Brezilya, Rusya, Hindistan, Çin ve Güney Afrika (BRICS) ve Şanghay İşbirliği Örgütü (ŞİÖ) çerçevesindeki Rusya-Hindistan işbirliğini, bu noktada Çin’i dengeleme girişimi olarak değerlendirmek mümkündür. Ekonomik bağlamda Hindistan ve Rusya’nın doğu-batı istikametinde geliştirilen yeni İpek Yolları’na karşı ürettiği cevap; “Kuzey-Güney Ulaştırma Koridoru”dur.

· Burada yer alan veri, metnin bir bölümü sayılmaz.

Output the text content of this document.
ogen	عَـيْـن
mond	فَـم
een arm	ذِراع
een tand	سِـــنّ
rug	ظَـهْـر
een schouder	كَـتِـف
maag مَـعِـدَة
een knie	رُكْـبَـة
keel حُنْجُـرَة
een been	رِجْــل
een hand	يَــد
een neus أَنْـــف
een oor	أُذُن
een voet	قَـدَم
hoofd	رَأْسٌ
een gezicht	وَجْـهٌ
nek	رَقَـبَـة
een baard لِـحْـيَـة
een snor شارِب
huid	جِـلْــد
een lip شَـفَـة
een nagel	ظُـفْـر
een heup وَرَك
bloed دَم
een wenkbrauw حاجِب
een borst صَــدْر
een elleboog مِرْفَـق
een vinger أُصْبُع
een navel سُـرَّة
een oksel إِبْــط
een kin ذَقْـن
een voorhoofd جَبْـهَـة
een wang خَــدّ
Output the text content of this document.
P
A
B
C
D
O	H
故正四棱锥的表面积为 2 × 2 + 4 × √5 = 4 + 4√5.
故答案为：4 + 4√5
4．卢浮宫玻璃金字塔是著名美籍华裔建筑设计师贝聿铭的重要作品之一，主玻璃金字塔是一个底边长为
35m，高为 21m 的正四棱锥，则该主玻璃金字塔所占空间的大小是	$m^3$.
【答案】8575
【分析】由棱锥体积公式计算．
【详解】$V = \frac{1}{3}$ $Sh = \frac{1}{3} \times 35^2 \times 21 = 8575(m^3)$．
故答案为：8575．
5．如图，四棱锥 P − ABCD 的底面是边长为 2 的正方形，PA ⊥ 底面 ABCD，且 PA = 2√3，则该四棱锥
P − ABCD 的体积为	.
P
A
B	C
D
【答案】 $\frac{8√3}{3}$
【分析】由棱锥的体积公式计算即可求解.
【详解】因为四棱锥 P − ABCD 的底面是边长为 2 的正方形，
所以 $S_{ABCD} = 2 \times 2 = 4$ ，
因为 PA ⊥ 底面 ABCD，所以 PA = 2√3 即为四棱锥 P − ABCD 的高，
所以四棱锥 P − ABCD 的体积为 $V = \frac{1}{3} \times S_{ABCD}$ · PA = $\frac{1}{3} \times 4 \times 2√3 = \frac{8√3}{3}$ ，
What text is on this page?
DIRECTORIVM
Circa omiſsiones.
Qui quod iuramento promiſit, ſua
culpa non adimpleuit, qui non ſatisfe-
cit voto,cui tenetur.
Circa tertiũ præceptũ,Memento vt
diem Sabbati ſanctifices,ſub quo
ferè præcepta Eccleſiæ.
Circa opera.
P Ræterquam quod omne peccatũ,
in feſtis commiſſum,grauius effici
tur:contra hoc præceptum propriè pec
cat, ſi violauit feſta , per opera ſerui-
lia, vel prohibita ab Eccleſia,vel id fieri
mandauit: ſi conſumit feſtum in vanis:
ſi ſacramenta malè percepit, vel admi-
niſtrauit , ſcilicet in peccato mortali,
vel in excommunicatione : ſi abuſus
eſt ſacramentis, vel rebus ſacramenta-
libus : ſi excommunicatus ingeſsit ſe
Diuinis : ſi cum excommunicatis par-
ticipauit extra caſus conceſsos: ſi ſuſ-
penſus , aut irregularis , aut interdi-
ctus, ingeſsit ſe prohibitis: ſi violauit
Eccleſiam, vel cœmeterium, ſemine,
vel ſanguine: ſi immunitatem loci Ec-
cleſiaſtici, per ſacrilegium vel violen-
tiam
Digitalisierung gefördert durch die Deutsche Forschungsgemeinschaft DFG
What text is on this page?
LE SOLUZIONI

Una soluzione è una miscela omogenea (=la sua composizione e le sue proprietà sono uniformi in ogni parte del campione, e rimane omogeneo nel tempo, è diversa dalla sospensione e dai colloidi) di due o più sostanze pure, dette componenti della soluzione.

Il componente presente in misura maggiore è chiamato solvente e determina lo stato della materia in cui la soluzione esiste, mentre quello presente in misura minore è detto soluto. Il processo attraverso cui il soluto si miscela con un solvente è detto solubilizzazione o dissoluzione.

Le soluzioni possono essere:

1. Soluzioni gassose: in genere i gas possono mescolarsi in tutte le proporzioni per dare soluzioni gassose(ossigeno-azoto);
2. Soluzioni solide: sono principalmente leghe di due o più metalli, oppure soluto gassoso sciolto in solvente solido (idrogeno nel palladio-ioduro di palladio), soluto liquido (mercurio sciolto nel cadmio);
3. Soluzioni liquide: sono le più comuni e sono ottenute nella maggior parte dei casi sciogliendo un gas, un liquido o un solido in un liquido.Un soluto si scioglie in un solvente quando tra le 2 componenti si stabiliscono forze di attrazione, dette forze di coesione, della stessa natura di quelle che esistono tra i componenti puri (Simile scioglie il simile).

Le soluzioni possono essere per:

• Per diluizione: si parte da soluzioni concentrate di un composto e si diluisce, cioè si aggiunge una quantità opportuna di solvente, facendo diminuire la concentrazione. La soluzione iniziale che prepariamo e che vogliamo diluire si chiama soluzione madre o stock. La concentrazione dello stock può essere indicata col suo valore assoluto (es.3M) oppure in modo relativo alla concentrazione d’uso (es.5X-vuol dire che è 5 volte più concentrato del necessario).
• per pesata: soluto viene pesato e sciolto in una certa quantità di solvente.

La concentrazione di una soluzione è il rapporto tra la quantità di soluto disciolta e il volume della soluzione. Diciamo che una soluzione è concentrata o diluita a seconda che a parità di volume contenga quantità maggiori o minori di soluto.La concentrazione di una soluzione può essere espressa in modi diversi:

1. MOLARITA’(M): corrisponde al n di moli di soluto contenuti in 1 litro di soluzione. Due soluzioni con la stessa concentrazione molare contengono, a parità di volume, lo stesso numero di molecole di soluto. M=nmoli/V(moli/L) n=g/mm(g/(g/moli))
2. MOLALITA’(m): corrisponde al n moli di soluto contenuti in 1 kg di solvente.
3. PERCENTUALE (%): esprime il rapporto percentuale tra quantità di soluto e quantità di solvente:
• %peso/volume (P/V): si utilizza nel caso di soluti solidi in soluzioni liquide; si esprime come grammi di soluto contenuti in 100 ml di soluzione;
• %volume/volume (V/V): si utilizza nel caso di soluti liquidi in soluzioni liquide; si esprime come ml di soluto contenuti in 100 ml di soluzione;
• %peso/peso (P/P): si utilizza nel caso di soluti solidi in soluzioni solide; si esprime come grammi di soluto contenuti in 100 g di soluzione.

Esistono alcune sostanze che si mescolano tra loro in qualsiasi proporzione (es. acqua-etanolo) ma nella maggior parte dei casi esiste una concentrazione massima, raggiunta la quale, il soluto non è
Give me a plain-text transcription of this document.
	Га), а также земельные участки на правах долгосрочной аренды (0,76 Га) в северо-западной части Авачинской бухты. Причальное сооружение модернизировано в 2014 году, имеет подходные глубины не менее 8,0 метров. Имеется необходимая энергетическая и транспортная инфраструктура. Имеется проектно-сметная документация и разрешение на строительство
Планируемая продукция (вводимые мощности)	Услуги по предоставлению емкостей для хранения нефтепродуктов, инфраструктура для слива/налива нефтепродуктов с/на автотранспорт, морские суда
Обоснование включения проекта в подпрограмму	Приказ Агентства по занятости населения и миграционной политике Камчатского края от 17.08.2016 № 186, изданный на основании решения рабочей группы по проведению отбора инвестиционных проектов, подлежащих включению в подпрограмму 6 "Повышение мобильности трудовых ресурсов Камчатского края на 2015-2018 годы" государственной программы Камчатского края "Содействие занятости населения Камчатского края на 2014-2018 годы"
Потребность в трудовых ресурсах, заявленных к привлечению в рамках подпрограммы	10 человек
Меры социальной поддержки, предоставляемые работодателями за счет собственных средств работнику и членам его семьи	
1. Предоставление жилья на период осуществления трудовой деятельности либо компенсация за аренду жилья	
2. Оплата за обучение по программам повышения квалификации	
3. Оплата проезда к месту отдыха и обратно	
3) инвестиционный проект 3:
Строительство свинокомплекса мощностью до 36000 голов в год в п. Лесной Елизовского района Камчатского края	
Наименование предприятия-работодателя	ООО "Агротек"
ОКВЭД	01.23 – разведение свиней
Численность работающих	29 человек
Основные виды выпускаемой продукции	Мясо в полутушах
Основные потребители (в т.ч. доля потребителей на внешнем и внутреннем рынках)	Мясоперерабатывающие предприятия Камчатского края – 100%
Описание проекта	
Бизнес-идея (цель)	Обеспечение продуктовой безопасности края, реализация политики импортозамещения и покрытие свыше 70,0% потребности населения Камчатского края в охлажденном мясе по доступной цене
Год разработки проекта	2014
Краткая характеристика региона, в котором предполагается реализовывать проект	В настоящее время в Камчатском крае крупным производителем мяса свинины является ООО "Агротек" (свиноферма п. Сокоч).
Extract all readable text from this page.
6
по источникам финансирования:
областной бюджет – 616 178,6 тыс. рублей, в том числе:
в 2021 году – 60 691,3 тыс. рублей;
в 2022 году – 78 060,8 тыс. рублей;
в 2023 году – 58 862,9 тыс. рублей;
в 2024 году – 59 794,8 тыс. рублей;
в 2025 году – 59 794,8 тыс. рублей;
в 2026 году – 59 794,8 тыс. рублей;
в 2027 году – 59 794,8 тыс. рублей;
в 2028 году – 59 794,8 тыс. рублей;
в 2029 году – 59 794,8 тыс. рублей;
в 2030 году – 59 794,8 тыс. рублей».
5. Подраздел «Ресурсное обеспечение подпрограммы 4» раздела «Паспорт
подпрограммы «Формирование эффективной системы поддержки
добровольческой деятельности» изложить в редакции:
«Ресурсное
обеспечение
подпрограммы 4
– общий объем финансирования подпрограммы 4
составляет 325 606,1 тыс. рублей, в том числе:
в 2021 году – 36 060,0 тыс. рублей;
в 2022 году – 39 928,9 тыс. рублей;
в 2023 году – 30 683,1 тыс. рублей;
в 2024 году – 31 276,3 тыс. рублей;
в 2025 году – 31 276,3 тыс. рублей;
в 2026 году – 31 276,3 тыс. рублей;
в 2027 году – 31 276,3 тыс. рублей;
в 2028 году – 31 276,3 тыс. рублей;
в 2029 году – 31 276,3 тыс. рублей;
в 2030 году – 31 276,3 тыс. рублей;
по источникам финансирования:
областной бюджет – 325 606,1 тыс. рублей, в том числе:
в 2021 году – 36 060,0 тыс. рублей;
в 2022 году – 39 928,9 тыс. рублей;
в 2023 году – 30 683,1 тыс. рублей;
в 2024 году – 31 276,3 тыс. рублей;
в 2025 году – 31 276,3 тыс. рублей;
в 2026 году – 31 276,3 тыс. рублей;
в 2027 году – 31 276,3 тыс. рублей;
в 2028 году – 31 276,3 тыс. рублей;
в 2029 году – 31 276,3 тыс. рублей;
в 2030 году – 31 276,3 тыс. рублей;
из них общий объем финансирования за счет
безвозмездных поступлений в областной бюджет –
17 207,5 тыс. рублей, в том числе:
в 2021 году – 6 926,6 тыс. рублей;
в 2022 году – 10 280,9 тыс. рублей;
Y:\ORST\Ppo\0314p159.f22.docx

Anlaşılacağı üzere Avrasya kıtasında doğu-batı istikametinde ve kuzey-güney istikametinde gelişen ticari güzergâhlar, sadece bir ekonomik gereksinim değil aynı zamanda jeopolitiğin etkin bir aracı haline gelmiş bulunmaktadır. Bu bakımdan Çin ile Avrupa ve Hindistan ile Rusya arasında bulunan ülkeler, ticaret güzergâhlarının kendi topraklarından geçmesi için çalışmaktadır. Çünkü böyle bir duruma sahip olan ülkenin, uluslararası ekonomi ve politikada stratejik önemi artacaktır.
*****
Dr. Dinmuhammed AMETBEK
Sovyet Sosyalist Cumhuriyetler Birliği’nin (SSCB) dağılması ve Çin ekonomisinin güçlenmesiyle birlikte Avrasya kıtası içerisinden geçecek ticaret güzergahlarına ihtiyaç doğmuştur. Bu ticaret yollarının gelişimine, Orta Asya ve Kafkasya’nın enerjisine muhtaç olan hem Doğu hem de Batı ülkeleri ilgi duymaktaydı. Ayrıca denize çıkışı bulunmayan Avrasya ülkeleri için Doğu-Batı ülkeleriyle işbirliğinin kurulması, Rusya’ya bağımlılıklarını azaltacak, böylece bağımsızlıklarını güçlendirecekti. Yükselen bir güç olan Çin açısından yeni İpek Yollarının gelişmesi, yakın ve orta vadede enerji ihtiyacını giderecek ve Avrupa pazarına ulaşmasını sağlayacaktı. Uzun vadede ise realistlerin deyimiyle yeni “hegemonik savaş”ın, Amerika Birleşik Devletleri (ABD) ve Çin arasında yaşanması bekleniyordu. Böylesi olası bir savaşta denizlerde üstün olan ABD, Malakka Boğazı’nı kolayca kapatabilecek ve Çin mallarının Avrupa’ya ulaşmasına engel teşkil ederek Çin ekonomisine darbe vurabilecektir. Aynı şekilde ABD deniz yolları sayesinde enerji sevkiyatını durdurabilecektir. Dolayısıyla Çin açısından Avrasya kıtası içerisinde demir ve karayollarının gelişmesi ve petrol-doğal gaz boru hatlarının yapılması stratejik önem arz etmektedir.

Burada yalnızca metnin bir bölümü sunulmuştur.